The best thing about this book is that it is positive about teenagers. The media is full of negative coverage of teenagers. Further, books about teenagers tend to concentrate on the problems they have and how to cope with them, essentially treating teenage-hood as a type of annoying temporary disease.
The author had chosen to make his (eye catching) thesis that teenagers represent the peak of being human and the teenage years are the key thing that differentiates us from other animals.
This is deliberately provocative, but he does an admirable job backing up his statements with a well-researched, well written book setting the latest scientific evidence on how children move though the teenage years and on to adulthood. The teenage years are not just a transition, but a stage of life in its own right, and a great one at that.

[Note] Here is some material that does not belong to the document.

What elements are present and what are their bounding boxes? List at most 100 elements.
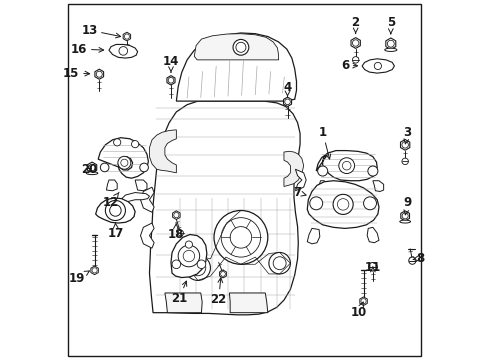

Anyone with teenagers, or who knows any, will recognize the descriptions of their enthusiasm, mood-swings, relationships and introspection. There is no dogma here: he runs though the scientific evidence, which is often conflicting and then he assesses what it might mean in practice. Development, health, sex, drugs and relationships are all covered.
There is real humanity in this book. The science is warmed with practical illustrations and a real affection for the subjects of his investigation.
I strongly recommend this book to anyone with teenagers. Their rebelliousness, laziness, risk-taking and lack of respect may be maddening for their parents and other adults. This offers some explanations as to why, even if the key one is just that they are actually superior to us grown-ups.